Toss a pebble into a pond and watch the ripples. In the case of the iPhone, it's more like a grenade was tossed into the pond full of typical telecom industry punditry. All species of industry assumptions are now floating on their sides, stunned, on the surface of the pond. Let's fillet some and see what's inside:
Don't say it's the new iPod
The principal mistake made in analyzing the iPhone is the being phone-centric. In fact, the iPhone is the new iPod. It is the video iPod. It is the new iPod user interface. It is the WiFi iPod. It is the first of many new iPods, some of which won't be mobile phones. If you had been thinking “How many people really want a $600 phone from Apple?” think again: Apple didn't sell 500,000 to perhaps 700,000 phones in the first weekend. They sold that many high-end iPods, too.

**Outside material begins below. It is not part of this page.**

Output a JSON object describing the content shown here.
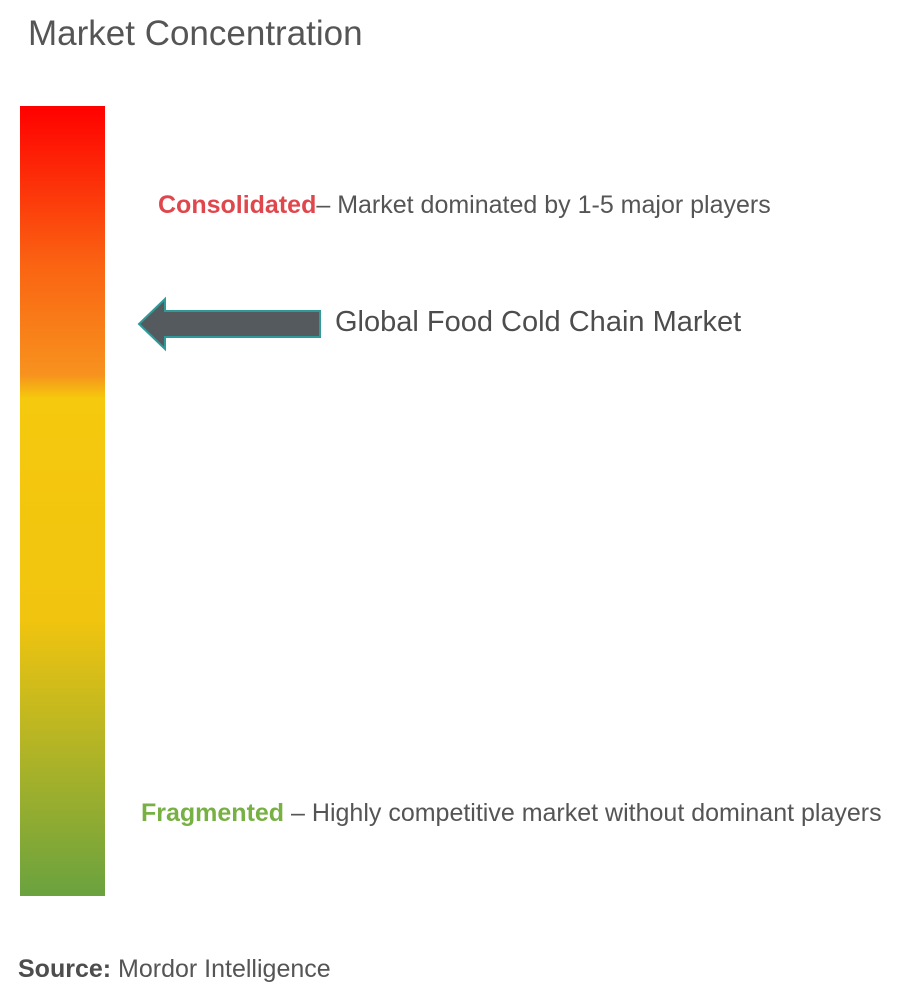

This is the factor missing from most projections that will enable Apple to safely make their numbers for the iPhone.
Telecom industry people will have to learn to look at the iPhone as an iPod first. They don't look at the Nokia N95 as a video camera. Nor do they look at a Blackberry as a PDA. This is something entirely new, and it will affect the way future iPhones are formulated.
3G has value
Some regret has been expressed over iPhone not having 3G. The real reason for the tut-tutting about no 3G in the iPhone is that the telecom industry was hoping iPhone would be 3G's killer app. The reality is the mobile data network is a backstop to WiFi until speeds are up and pricing is down. It is possible the gap will never be closed. 3G has limited value and significant down-side in higher hardware cost and lower battery life.

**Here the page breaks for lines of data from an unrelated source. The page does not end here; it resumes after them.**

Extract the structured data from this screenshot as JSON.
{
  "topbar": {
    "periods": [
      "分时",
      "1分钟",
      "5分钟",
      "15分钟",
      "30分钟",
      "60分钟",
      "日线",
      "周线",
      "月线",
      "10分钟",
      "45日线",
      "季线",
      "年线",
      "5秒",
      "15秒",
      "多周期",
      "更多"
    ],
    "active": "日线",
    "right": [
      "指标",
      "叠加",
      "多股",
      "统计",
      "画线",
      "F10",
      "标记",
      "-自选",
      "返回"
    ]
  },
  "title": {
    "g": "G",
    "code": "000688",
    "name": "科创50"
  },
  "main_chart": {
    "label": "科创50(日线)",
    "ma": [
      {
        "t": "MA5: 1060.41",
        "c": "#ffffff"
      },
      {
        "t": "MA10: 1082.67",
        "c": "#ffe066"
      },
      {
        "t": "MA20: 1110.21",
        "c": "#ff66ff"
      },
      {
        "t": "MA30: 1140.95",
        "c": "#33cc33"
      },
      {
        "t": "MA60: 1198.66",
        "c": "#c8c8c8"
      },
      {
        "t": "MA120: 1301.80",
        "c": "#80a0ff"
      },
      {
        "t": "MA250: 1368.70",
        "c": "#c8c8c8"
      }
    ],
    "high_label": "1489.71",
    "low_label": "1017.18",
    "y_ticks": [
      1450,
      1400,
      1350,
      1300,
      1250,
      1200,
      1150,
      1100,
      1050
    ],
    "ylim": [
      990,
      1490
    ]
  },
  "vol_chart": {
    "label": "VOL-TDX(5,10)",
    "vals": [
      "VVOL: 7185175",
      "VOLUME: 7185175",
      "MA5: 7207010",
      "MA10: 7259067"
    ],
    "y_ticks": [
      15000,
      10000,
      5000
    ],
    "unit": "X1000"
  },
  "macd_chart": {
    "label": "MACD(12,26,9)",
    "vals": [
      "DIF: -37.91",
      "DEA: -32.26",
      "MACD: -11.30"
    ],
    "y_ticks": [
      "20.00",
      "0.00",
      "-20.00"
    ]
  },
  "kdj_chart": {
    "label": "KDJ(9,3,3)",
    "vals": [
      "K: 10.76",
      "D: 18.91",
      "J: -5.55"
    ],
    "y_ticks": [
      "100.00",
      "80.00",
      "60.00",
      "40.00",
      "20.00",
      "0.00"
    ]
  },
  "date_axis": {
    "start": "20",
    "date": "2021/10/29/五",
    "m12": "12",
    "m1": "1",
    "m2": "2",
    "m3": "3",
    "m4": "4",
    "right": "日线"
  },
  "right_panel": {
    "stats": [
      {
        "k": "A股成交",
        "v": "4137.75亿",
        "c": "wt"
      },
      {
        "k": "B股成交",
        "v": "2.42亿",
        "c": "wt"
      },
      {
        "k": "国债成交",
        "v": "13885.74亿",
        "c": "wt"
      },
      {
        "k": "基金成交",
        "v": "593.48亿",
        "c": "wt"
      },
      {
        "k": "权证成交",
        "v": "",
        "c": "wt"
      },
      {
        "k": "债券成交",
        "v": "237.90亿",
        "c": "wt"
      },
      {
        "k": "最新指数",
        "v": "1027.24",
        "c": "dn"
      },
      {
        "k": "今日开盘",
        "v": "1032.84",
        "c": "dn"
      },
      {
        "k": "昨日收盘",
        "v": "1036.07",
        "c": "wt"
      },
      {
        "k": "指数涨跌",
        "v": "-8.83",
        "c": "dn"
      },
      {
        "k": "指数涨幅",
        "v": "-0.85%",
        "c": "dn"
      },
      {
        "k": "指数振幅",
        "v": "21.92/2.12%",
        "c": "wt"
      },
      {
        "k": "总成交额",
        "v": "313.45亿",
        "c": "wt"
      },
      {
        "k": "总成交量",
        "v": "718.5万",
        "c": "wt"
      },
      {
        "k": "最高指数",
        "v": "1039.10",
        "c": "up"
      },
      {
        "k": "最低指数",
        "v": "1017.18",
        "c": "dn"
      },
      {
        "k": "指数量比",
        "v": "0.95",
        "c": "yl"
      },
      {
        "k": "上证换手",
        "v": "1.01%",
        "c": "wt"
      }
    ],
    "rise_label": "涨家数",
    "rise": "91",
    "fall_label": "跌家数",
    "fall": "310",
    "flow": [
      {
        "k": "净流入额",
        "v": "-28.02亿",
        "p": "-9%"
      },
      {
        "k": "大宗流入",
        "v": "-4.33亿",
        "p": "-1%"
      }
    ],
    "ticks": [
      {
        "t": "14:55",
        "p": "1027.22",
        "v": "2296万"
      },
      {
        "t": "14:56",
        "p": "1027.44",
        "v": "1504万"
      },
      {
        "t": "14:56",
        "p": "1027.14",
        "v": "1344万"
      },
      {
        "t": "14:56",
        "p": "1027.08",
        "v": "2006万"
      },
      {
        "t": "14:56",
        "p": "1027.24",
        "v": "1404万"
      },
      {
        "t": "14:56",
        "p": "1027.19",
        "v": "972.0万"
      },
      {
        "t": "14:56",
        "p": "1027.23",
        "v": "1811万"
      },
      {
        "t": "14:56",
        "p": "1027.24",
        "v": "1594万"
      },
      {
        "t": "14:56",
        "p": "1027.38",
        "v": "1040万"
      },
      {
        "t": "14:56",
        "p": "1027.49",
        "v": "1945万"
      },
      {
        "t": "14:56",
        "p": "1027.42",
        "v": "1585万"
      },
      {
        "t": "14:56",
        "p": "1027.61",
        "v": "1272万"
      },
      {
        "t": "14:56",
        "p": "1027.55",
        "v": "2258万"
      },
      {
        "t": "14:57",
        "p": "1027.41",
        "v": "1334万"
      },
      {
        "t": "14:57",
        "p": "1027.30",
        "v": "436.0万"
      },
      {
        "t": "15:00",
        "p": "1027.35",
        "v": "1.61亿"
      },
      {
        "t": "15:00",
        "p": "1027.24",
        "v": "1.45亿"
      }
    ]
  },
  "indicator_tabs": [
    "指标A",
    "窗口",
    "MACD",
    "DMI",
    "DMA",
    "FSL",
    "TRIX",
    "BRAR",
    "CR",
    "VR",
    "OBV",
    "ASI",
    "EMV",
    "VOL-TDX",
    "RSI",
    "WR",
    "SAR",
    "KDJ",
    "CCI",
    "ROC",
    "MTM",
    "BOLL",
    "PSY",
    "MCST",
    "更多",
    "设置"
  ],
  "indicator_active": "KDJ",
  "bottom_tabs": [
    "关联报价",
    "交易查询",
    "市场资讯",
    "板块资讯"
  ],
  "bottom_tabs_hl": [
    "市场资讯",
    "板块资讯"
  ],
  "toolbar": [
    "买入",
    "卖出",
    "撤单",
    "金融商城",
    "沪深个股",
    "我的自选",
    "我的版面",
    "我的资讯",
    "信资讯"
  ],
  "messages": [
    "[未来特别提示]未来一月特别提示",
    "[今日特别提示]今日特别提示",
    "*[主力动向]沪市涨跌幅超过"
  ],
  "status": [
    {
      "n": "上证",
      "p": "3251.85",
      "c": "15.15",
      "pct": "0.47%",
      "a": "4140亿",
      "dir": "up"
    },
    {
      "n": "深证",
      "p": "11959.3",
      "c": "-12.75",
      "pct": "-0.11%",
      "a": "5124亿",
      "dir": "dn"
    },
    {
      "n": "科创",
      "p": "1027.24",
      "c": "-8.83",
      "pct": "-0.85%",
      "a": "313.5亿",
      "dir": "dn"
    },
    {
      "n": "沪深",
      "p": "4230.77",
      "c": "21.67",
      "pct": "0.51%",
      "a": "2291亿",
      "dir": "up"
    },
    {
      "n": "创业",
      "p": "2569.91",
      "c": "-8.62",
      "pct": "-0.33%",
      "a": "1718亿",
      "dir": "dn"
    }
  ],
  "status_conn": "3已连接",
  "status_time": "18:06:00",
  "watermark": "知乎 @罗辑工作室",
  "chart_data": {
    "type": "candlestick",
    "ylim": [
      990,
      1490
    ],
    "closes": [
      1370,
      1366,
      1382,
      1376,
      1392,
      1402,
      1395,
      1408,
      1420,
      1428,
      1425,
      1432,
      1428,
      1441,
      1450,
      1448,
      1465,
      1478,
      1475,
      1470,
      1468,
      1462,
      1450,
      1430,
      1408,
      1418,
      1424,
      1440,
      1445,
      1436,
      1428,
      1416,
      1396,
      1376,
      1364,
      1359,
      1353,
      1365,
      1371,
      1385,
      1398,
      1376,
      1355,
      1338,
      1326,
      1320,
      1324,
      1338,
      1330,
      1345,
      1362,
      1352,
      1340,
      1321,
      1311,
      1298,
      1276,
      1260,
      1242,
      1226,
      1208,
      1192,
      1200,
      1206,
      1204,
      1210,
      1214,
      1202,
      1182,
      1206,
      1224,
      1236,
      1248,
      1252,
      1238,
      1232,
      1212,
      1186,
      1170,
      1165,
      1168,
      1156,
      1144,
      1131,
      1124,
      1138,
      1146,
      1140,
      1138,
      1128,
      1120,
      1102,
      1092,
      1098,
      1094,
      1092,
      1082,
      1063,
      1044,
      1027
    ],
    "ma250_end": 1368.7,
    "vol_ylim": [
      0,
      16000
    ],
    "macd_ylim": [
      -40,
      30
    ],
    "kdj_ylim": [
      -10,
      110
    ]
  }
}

Some iPhone customers, mostly pundits that don't see their phone bill, have griped about lack of 3G. But more than balancing that out has been buzz about how to use an iPhone with a cheap prepaid account, or no mobile account at all.
Where is 3G in Apple's priority list? It's below taking the iPhone down-market, so raising costs by adding 3G, except at the top of the model range, is not likely to be part of the plan.
Carrier-driven product management works
iPhone was defined within Apple, with the goal in mind of transferring Apple's success in media players to the mobile phone market. It wasn't designed for the existing network. It wasn't designed for a carrier's ARPU strategy. It wasn't designed to provide a delivery vehicle for a new section of the walled garden. iPhone was subject to none of the industry influences that go into “normal” phones. And yet the iPhone is a huge boon to AT&T, with half of iPhone customers switching to AT&T. Will other carriers, especially second tier carriers that don't have the resources to do more than follow the lead of first tier carriers' mobile commerce and data strategies, add more products that are not defined by their internal product management initiatives? Probably not! But they should consider that the more they tighten their grip, the more churned customers slip through their fingers.
It competes against smartphones
Name a smartphone product that could sell 700,000 units at launch. How many of Apple's 700,000 first-weekend customers compared iPhone against a smartphone? Still, many futile efforts will now be launched to turn smartphones into iKlones. Now you know how to spot the next set of industry train wrecks. Ironically, Nokia, which has the best chance of actually making a competitor to iPhone is probably trapped by the fact the S60 UI is the best among smartphone UIs, when abandoning the smartphone UI is the only way to really compete with iPhone.
The rumors of a Microsoft “Zune Phone” would be credible and welcomed, if only Zune hadn't flopped badly enough to damage anything called a Zune Phone. A Zune Phone would break from the smartphone mold and it would actually be a good idea to make one. Or, for that matter, to put MSN Messenger into a Zune, with a Zune-ish UI. Anyone willing to put away the PDA heritage in the museum where it belongs has a good chance of success.
All bow before mobile unit volume
One reason why mobile telephony is so fascinating is the amazing volume of phones being sold. A billion per year and growing, and not all developed-world markets are saturated. This makes phones, and the components that go into phones – the systems-on-a-chip, or SoCs – the most important computing devices today.
Because of the volume of mobile phones being sold, it was assumed that when mobile phones started to incorporate music players it would spell the end of standalone music players. What follows from this prediction is that iPhone is a defensive product – a shift to the winning mobile platform and away from a standalone iPod.
But, while everyone else still must bow before mobile unit volume, Apple now sells enough iPods that mobile unit volume cannot overwhelm the iPod. Apple isn't making an iPhone as a defensive measure. In fact, Apple has flipped this around to where Apple is selling phones because they are part of a new-generation iPod.
The game will really be on when iChat is added to the mix. Then Apple will be adding new modes of communication and new communications applications to their phone products.